Студент по фамилии Крестьянинов горел желанием работать для революции. Знакомая дама, которую он именовал Ольгой Ивановной (на самом деле Надежда Ивановна Рубакина, жена знаменитого библиографа), свела его в гостях с одним из руководителей Партии социалистов-революционеров Иваном Николаевичем.
Выглядел он… Впрочем, мы знаем, как он выглядел:
«Угловатая, неинтеллигентного склада голова, с темными, подстриженными щеткою волосами, низко забегавшими на узкий лоб, большие выпуклые, непроницаемые глаза, медленно скользящие по лицам присутствующих, производили какое-то странное, несколько неприятное впечатление греческой кухмистерской… Сходство усиливалось смуглым цветом лица и крупными восточными губами, на которые опускались темные, толстые, негибкие усы…»[92]

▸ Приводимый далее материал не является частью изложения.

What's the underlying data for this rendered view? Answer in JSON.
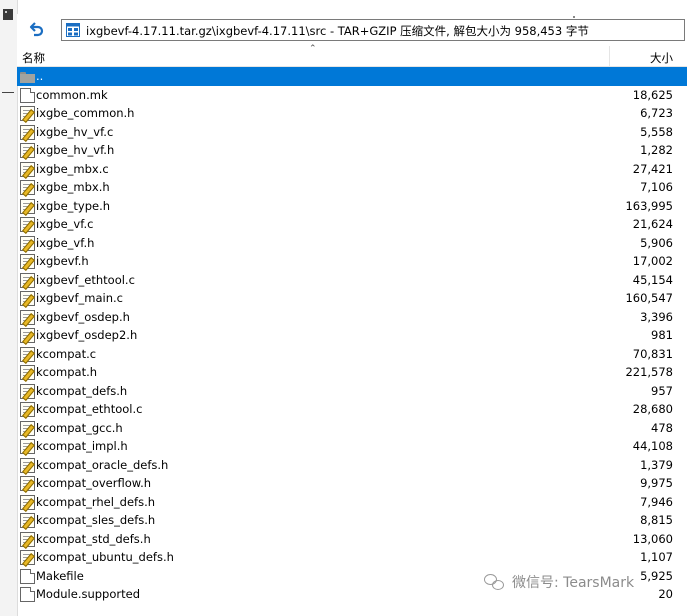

Юноша-романтик был разочарован, но — лишь в первые минуты. Статус одного из вождей революции предрасполагал к почтению. Да и сам Иван Николаевич, если присмотреться, производил не только неприятное впечатление:
«От всей его грузной, неуклюже помещающейся на стуле фигуры веяло силой и хладнокровием. Его спокойствие и уверенность невольно передались мне. Партия с. −р. не казалась уже бесплотной вереницей воскресших героев „Народной Воли“… Наоборот, я начинал все более и более сознавать, что партия большое, солидное, практическое и даже непосредственно-практическое дело, если господа с такой внешностью находят возможным соединить с ней свою судьбу».
Иван Николаевич обещал навестить Крестьянинова дома — и навестил. Он принес с собой множество пропагандистской литературы: все номера «Революционной России», брошюру «Народный герой Фома Качур», сборник памяти Лаврова.
Зашел разговор о возможной деятельности Крестьянинова на благо революции. Азеф предложил ему стать связным вместо арестованной Ремянниковой и одновременно взять на себя чтение лекций в каком-нибудь из рабочих кружков. Первое понравилось Крестьянинову больше, чем второе, но он согласился и на лекторство.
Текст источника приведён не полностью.